Despite the importance of the Web to all news organizations, many of them still treat their online teams like poor relations: Stick them in a corner and feed them scraps. But senior web producer Rich Murphy at WTTG-TV in Washington has worked hard to change the way his newsroom deals with the Web.
Step one: Almost as soon as he arrived at the station, he pushed to move the Web desk close to the assignment desk. It’s now in the middle of the action, although Murphy says the Web team still needs “newsroom ears” to stay on top of what’s happening day-to-day.
Step two: Educate the rest of the staff about the importance of the Web. TV newsrooms may be used to dealing with breaking news, but in most cases they still operate on a “next up broadcast” timetable.
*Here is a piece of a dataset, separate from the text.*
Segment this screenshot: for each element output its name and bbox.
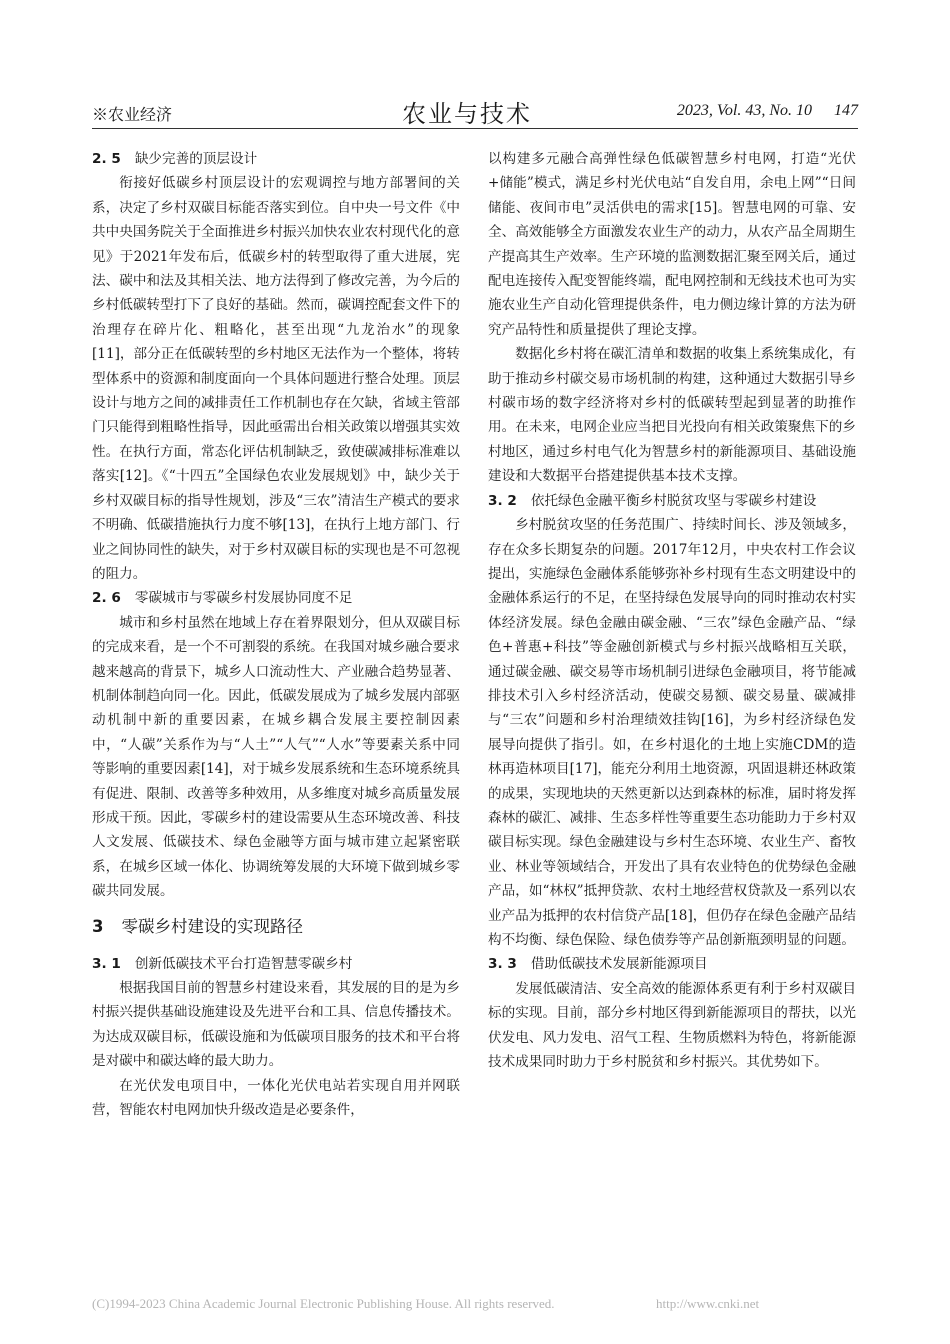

Murphy’s mantra: “I don’t have two and a half hours [until the next newscast]. I have now.”
Step three: Train the staff how to file for the Web. Murphy has developed “how to” tip sheets to make it easy to remember the basics. For example, he wrote up the steps to follow to convert a TV script in all caps to upper and lower case, and showed reporters how to send in photos from their cellphones.
Step four: Encourage reporters to file their own Web stories instead of expecting online producers to do it for them. “Your name is on it,” Murphy tells them. “You’ll know if it’s correct. You can make it look better.” It takes constant reinforcement, he says, to get online contributions from the non-Web staff. “When someone sends us a picture or a link, I send a thank you email that goes to the whole staff.” It’s paid off, too. The station was able to post the first photo from the recent shooting at the Holocaust Museum because someone on staff actually thought about feeding the Web.
Step five: Make smart decisions about Web video and other elements. With an online team that’s been cut from four people to three, Murphy says he has to make a judgment call on every long video or project. “If it takes X amount of time, is it worth it or should I do something else?” he asks.